While they may be (and are in fact) unstable, any crossing that occurs is nevertheless likely to contain the GM gene, which is no longer contained in a plant developed under a patented process and in fact, is no longer contained in a plant that has the same characteristics as the one derived from the seed that was sold.

Additionally, it was created via sexual reproduction of a plant containing what became a stray and potentially unwanted gene.

In any case, it was not the variety that was patented but rather, the process used to insert a single or multiple traits.

The problem here is that there is nothing to prevent government from extending the patent's coverage in order to protect the patent holder's "intellectual property rights" and therefore, his, her or it's right to impose those rights to the detriment of the rest of the world, if that's their intention. (Let's see if that happens).

LK> "that the corporation be dissolved in all jurisdictions where it LK> conducts business."

That's easily enough done by not purchasing their products. Meanwhile, they'll still continue to contaminate fields as well as menace and litigate farmers.

Frankly, I don't think there's an army big and well equipped enough to make this stick over the major part of the planet. There is not doubt about it (and I have said this before): The USA is painting itself into a corner by banking on these kinds of tactics, which are unsustainable biologically, ethically, morally, socially, politically and economically.

If US & Canadian courts and the corporate goons in government are fronting for these kinds of abuses -abuses that will not be tolerated by the rest of the world- coupled with the failure of GM crops to perform as promised and in fact, consistently under-perform standard varieties, the only questions are how much damage is going to occur before this becomes apparent and what can we do to accelerate and implant public awareness.

One consideration is containing the damage, educating and litigating in the USA while preventing or impeding a repetition of the process elsewhere, For instance: During the WTO's Cancun event, GM lollipops was given out to kids and GM food was distributed within a nearby poor community.

Under Mexico's present Federal Penal Code this is a criminal offense. If those who perpetrated this crime can be identified, charges can be filed and extradition proceedings initiated. The patent holders aren't the only ones that can fire warning shots across the bow and make an example of the "offenders" they themselves create.

What's happening is happening for two simple reasons:

Those responsible for protecting the public interest are incompetent, have no foresight or could care less about what we and the rest of world want and deserve. They are riding the corporate biotechnology horse and will ride roughshod over anyone and anything that gets it their way if they're able.

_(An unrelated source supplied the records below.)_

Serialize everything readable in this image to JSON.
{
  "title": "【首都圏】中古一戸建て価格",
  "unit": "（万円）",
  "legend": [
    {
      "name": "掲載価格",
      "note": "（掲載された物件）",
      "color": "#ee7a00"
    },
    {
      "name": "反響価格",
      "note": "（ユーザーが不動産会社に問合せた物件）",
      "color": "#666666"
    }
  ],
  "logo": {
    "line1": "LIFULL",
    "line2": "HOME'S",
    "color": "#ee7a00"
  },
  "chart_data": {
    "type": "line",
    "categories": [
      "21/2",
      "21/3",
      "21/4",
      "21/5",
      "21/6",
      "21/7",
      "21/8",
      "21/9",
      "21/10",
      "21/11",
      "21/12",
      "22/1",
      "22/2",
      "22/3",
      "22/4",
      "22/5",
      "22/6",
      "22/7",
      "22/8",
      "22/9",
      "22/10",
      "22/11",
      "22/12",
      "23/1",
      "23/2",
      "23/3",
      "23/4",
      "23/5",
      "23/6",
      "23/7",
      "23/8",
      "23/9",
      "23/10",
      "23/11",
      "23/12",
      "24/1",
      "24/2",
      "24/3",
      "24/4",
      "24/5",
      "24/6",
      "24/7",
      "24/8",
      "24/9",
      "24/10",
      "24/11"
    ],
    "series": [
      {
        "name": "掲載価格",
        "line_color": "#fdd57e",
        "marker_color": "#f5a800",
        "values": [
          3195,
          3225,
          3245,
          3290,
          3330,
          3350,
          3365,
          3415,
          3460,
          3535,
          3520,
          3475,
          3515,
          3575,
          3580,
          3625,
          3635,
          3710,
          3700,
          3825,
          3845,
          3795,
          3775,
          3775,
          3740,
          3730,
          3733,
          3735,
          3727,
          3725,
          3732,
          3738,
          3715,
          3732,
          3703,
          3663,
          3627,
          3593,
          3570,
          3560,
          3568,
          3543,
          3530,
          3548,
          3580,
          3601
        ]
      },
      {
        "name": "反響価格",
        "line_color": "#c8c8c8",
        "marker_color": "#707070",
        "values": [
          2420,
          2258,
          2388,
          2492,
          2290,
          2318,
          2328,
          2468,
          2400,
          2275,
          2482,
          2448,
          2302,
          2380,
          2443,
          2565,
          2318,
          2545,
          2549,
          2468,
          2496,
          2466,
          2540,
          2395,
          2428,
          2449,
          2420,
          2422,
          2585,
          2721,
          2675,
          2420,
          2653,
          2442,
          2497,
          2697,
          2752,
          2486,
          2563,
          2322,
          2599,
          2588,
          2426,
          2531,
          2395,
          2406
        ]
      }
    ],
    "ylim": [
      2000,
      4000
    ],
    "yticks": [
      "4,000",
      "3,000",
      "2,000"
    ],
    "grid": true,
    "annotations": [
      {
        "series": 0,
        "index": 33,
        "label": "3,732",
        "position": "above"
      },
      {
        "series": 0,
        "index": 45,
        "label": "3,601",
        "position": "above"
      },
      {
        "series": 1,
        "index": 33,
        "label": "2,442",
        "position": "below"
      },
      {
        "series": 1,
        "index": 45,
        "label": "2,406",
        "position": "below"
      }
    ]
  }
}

GW Bush was at a total loss in the presidency before 9/11, intent only on accessing Alaskan oil, and cutting both corporate taxes and social programs.

Now I am getting faxes via my email linked Chicago number offering stocks emitted by a company that wants to feed biotech interferon to America's cows to keep them free of bioterrorism and another that sterilizes produce trucks for the same reason.

Meanwhile, the budget goes to GWB cronies Halliburton and Bechtol for "rebuilding" Iraq, as Iraqis pick off foreign troops one by one and Arnold decides to keep people he doesn't want there from driving legally, while eating the food they harvest.

Did anyone know that the USA would slide downhill or that things would get as bad as they are as fast as they have ? Did anyone know that Letting George Do It would lead to where it has?

I seriously doubt that the USA can survive four more years of this insanity. Let's hope it won't have to.